Frente a la pantalla, una chica de cabello negro y ojos marrón claro jugaba concentrada, con un trozo de pan mordido en la mano.

—A ver, a ver…

si te metes en mi guarida, no respondo por tu seguridad —murmuró mientras tecleaba con rapidez.

El juego en su pantalla mostraba a su avatar rodeado de enemigos.

Era Runger, un juego de rol que la tenía atrapada desde hacía años.

—¡Ah, con que esas tenemos, ¿eh?!

¡Bien, voy por ti!

—exclamó, inclinándose hacia el monitor con una sonrisa.

Una voz la sacó de su batalla.

—¡Elizabeth!

¿¡Ya fuiste por lo que te pedí!?

—gritó su madre desde la cocina.

—¡Ay, se me olvidó!

¡Ya voy!

Cerró el juego a toda prisa, se puso unas sandalias, agarro del perchero un bolso, bajando las escaleras, tomó el dinero de la mesa.

—Exhala —murmuró su madre con resignación—.

Esta niña, por Dios…

Salió al calor de la tarde caleña.

El sol se reflejaba en los techos, y el aire olía a mango verde y gasolina.

Caminó distraída hasta que su celular vibró.

—¡Elizabeth!

—la voz de Mia casi le perforó el oído—.

¡Te he mandado mensajes y no contestas!

—Perdón, estaba jugando.

Hasta olvidé ir al supermercado, jaja…

—No importa —replicó Mia, bajando el tono—.
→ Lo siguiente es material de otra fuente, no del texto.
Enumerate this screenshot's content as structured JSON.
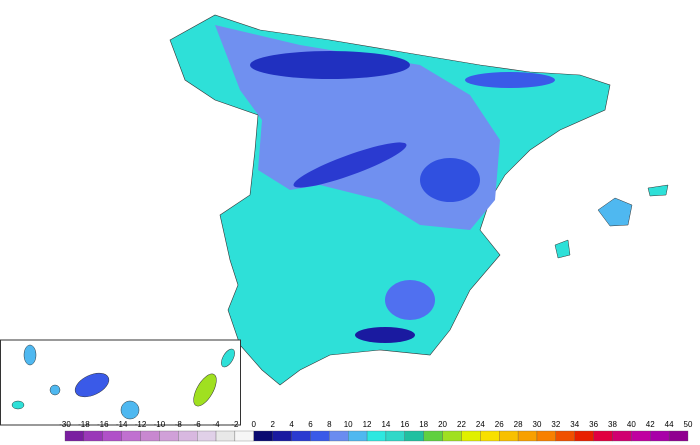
{
  "legend": {
    "labels": [
      -30,
      -18,
      -16,
      -14,
      -12,
      -10,
      -8,
      -6,
      -4,
      -2,
      0,
      2,
      4,
      6,
      8,
      10,
      12,
      14,
      16,
      18,
      20,
      22,
      24,
      26,
      28,
      30,
      32,
      34,
      36,
      38,
      40,
      42,
      44,
      50
    ],
    "colors": [
      "#7a1fa0",
      "#9a38b8",
      "#b050c8",
      "#c070d0",
      "#c888d0",
      "#d0a0d8",
      "#d8b8e0",
      "#e0d0e8",
      "#e8e8e8",
      "#f6f6f6",
      "#0a0a70",
      "#1a1aa0",
      "#2a3ad0",
      "#3a5ae8",
      "#6a8cf0",
      "#4fb8f0",
      "#2ee8e0",
      "#30d8c8",
      "#20c0a0",
      "#60d040",
      "#a0e020",
      "#e0f000",
      "#f8e000",
      "#f8c000",
      "#f8a000",
      "#f88000",
      "#f05000",
      "#e82000",
      "#e00040",
      "#d00070",
      "#c000a0",
      "#a800a8",
      "#900090"
    ]
  }
}
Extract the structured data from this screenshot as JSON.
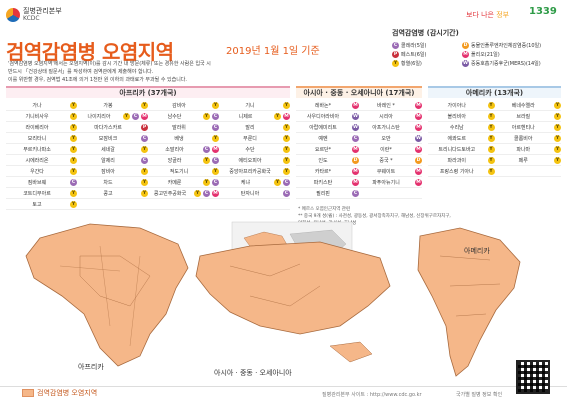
{
  "header": {
    "org_kr": "질병관리본부",
    "org_en": "KCDC",
    "brand_slogan_a": "보다 나은",
    "brand_slogan_b": "정부",
    "brand_call": "1339"
  },
  "title": "검역감염병 오염지역",
  "date": "2019년 1월 1일 기준",
  "intro": [
    "'검역감염병 오염지역'에서는 오염지역(이)를 감시 기간 내 방문(체류) 또는 경유한 사람은 입국 시",
    "반드시 「건강상태 질문서」를 작성하여 검역관에게 제출해야 합니다.",
    "이를 위반할 경우, 검역법 41조에 의거 1천만 원 이하의 과태료가 부과될 수 있습니다."
  ],
  "legend": {
    "title": "검역감염병 (감시기간)",
    "items": [
      {
        "code": "C",
        "label": "콜레라(5일)",
        "color": "#9b6bb5"
      },
      {
        "code": "D",
        "label": "동물인플루엔자인체감염증(10일)",
        "color": "#f39a1e"
      },
      {
        "code": "P",
        "label": "페스트(6일)",
        "color": "#c9303c"
      },
      {
        "code": "M",
        "label": "폴리오(21일)",
        "color": "#e4316e"
      },
      {
        "code": "Y",
        "label": "황열(6일)",
        "color": "#f4c310"
      },
      {
        "code": "W",
        "label": "중동호흡기증후군(MERS)(14일)",
        "color": "#7b5ba5"
      }
    ]
  },
  "africa": {
    "title": "아프리카 (37개국)",
    "rows": [
      [
        {
          "n": "가나",
          "b": [
            "Y"
          ]
        },
        {
          "n": "가봉",
          "b": [
            "Y"
          ]
        },
        {
          "n": "감비아",
          "b": [
            "Y"
          ]
        },
        {
          "n": "기니",
          "b": [
            "Y"
          ]
        }
      ],
      [
        {
          "n": "기니비사우",
          "b": [
            "Y"
          ]
        },
        {
          "n": "나이지리아",
          "b": [
            "Y",
            "C",
            "M"
          ]
        },
        {
          "n": "남수단",
          "b": [
            "Y",
            "C"
          ]
        },
        {
          "n": "니제르",
          "b": [
            "Y",
            "M"
          ]
        }
      ],
      [
        {
          "n": "라이베리아",
          "b": [
            "Y"
          ]
        },
        {
          "n": "마다가스카르",
          "b": [
            "P"
          ]
        },
        {
          "n": "말라위",
          "b": [
            "C"
          ]
        },
        {
          "n": "말리",
          "b": [
            "Y"
          ]
        }
      ],
      [
        {
          "n": "모리타니",
          "b": [
            "Y"
          ]
        },
        {
          "n": "모잠비크",
          "b": [
            "C"
          ]
        },
        {
          "n": "베냉",
          "b": [
            "Y"
          ]
        },
        {
          "n": "부룬디",
          "b": [
            "Y"
          ]
        }
      ],
      [
        {
          "n": "부르키나파소",
          "b": [
            "Y"
          ]
        },
        {
          "n": "세네갈",
          "b": [
            "Y"
          ]
        },
        {
          "n": "소말리아",
          "b": [
            "C",
            "M"
          ]
        },
        {
          "n": "수단",
          "b": [
            "Y"
          ]
        }
      ],
      [
        {
          "n": "시에라리온",
          "b": [
            "Y"
          ]
        },
        {
          "n": "알제리",
          "b": [
            "C"
          ]
        },
        {
          "n": "앙골라",
          "b": [
            "Y",
            "C"
          ]
        },
        {
          "n": "에티오피아",
          "b": [
            "Y"
          ]
        }
      ],
      [
        {
          "n": "우간다",
          "b": [
            "Y"
          ]
        },
        {
          "n": "잠비아",
          "b": [
            "Y"
          ]
        },
        {
          "n": "적도기니",
          "b": [
            "Y"
          ]
        },
        {
          "n": "중앙아프리카공화국",
          "b": [
            "Y"
          ]
        }
      ],
      [
        {
          "n": "짐바브웨",
          "b": [
            "C"
          ]
        },
        {
          "n": "차드",
          "b": [
            "Y"
          ]
        },
        {
          "n": "카메룬",
          "b": [
            "Y",
            "C"
          ]
        },
        {
          "n": "케냐",
          "b": [
            "Y",
            "C"
          ]
        }
      ],
      [
        {
          "n": "코트디부아르",
          "b": [
            "Y"
          ]
        },
        {
          "n": "콩고",
          "b": [
            "Y"
          ]
        },
        {
          "n": "콩고민주공화국",
          "b": [
            "Y",
            "C",
            "M"
          ]
        },
        {
          "n": "탄자니아",
          "b": [
            "C"
          ]
        }
      ],
      [
        {
          "n": "토고",
          "b": [
            "Y"
          ]
        }
      ]
    ]
  },
  "asia": {
    "title": "아시아 · 중동 · 오세아니아 (17개국)",
    "rows": [
      [
        {
          "n": "레바논*",
          "b": [
            "M"
          ]
        },
        {
          "n": "바레인 *",
          "b": [
            "M"
          ]
        }
      ],
      [
        {
          "n": "사우디아라비아",
          "b": [
            "W"
          ]
        },
        {
          "n": "시리아",
          "b": [
            "M"
          ]
        }
      ],
      [
        {
          "n": "아랍에미리트",
          "b": [
            "W"
          ]
        },
        {
          "n": "아프가니스탄",
          "b": [
            "M"
          ]
        }
      ],
      [
        {
          "n": "예멘",
          "b": [
            "C"
          ]
        },
        {
          "n": "오만",
          "b": [
            "W"
          ]
        }
      ],
      [
        {
          "n": "요르단*",
          "b": [
            "M"
          ]
        },
        {
          "n": "이란*",
          "b": [
            "M"
          ]
        }
      ],
      [
        {
          "n": "인도",
          "b": [
            "D"
          ]
        },
        {
          "n": "중국 *",
          "b": [
            "D"
          ]
        }
      ],
      [
        {
          "n": "카타르*",
          "b": [
            "M"
          ]
        },
        {
          "n": "쿠웨이트",
          "b": [
            "M"
          ]
        }
      ],
      [
        {
          "n": "파키스탄",
          "b": [
            "M"
          ]
        },
        {
          "n": "파푸아뉴기니",
          "b": [
            "M"
          ]
        }
      ],
      [
        {
          "n": "필리핀",
          "b": [
            "C"
          ]
        }
      ]
    ]
  },
  "america": {
    "title": "아메리카 (13개국)",
    "rows": [
      [
        {
          "n": "가이아나",
          "b": [
            "Y"
          ]
        },
        {
          "n": "베네수엘라",
          "b": [
            "Y"
          ]
        }
      ],
      [
        {
          "n": "볼리비아",
          "b": [
            "Y"
          ]
        },
        {
          "n": "브라질",
          "b": [
            "Y"
          ]
        }
      ],
      [
        {
          "n": "수리남",
          "b": [
            "Y"
          ]
        },
        {
          "n": "아르헨티나",
          "b": [
            "Y"
          ]
        }
      ],
      [
        {
          "n": "에콰도르",
          "b": [
            "Y"
          ]
        },
        {
          "n": "콜롬비아",
          "b": [
            "Y"
          ]
        }
      ],
      [
        {
          "n": "트리니다드토바고",
          "b": [
            "Y"
          ]
        },
        {
          "n": "파나마",
          "b": [
            "Y"
          ]
        }
      ],
      [
        {
          "n": "파라과이",
          "b": [
            "Y"
          ]
        },
        {
          "n": "페루",
          "b": [
            "Y"
          ]
        }
      ],
      [
        {
          "n": "프랑스령 기아나",
          "b": [
            "Y"
          ]
        }
      ]
    ]
  },
  "footnote": [
    "* 메르스 오염인근지역 관련",
    "** 중국 9개 성(省) : 사천성, 광동성, 광서장족자치구, 해남성, 신장위구르자치구,",
    "안휘성, 운남성, 강서성, 호남성"
  ],
  "map_labels": {
    "africa": "아프리카",
    "asia": "아시아 · 중동 · 오세아니아",
    "america": "아메리카"
  },
  "footer": {
    "legend": "검역감염병 오염지역",
    "site": "질병관리본부 사이트 : http://www.cdc.go.kr",
    "qr_label": "국가별 질병 정보 확인"
  }
}
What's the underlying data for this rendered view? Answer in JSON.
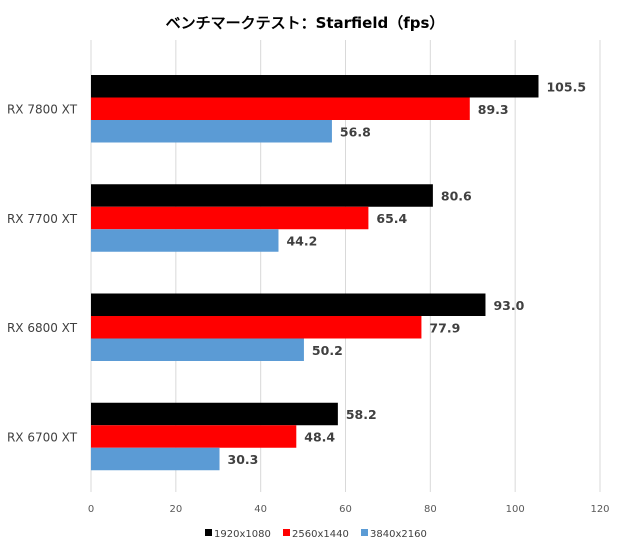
{
  "chart_data": {
    "type": "bar",
    "orientation": "horizontal",
    "title": "ベンチマークテスト：Starfield（fps）",
    "categories": [
      "RX 7800 XT",
      "RX 7700 XT",
      "RX 6800 XT",
      "RX 6700 XT"
    ],
    "series": [
      {
        "name": "1920x1080",
        "color": "#000000",
        "values": [
          105.5,
          80.6,
          93.0,
          58.2
        ],
        "labels": [
          "105.5",
          "80.6",
          "93.0",
          "58.2"
        ]
      },
      {
        "name": "2560x1440",
        "color": "#FF0000",
        "values": [
          89.3,
          65.4,
          77.9,
          48.4
        ],
        "labels": [
          "89.3",
          "65.4",
          "77.9",
          "48.4"
        ]
      },
      {
        "name": "3840x2160",
        "color": "#5B9BD5",
        "values": [
          56.8,
          44.2,
          50.2,
          30.3
        ],
        "labels": [
          "56.8",
          "44.2",
          "50.2",
          "30.3"
        ]
      }
    ],
    "xlim": [
      0,
      120
    ],
    "xticks": [
      "0",
      "20",
      "40",
      "60",
      "80",
      "100",
      "120"
    ],
    "xlabel": "",
    "ylabel": "",
    "grid": true,
    "legend": "bottom"
  }
}
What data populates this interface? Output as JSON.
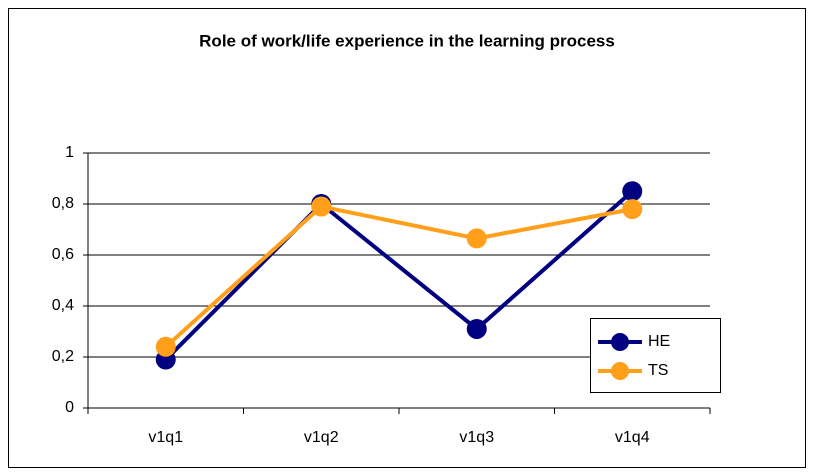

Mañana saldremos con Yury y Amelia.

Quiero visitar ese restaurante nuevo del sur.

¡Muero por probarlo!

—¿En serio?

No tenía idea —dijo Elizabeth, algo sorprendida.

A diferencia de Mia, ella casi no salía—.

Me apunto.

¿A qué hora?

—A las 9:30 a.m., en el Cosmo, entrada 2.

¡No llegues tarde!

—Sí, sí, tranquila.

Nos vemos, bye bye.

Guardó el celular en el bolsillo y suspiró.

(Justo voy para allá…

tal vez busque el local, aunque ni sé el número).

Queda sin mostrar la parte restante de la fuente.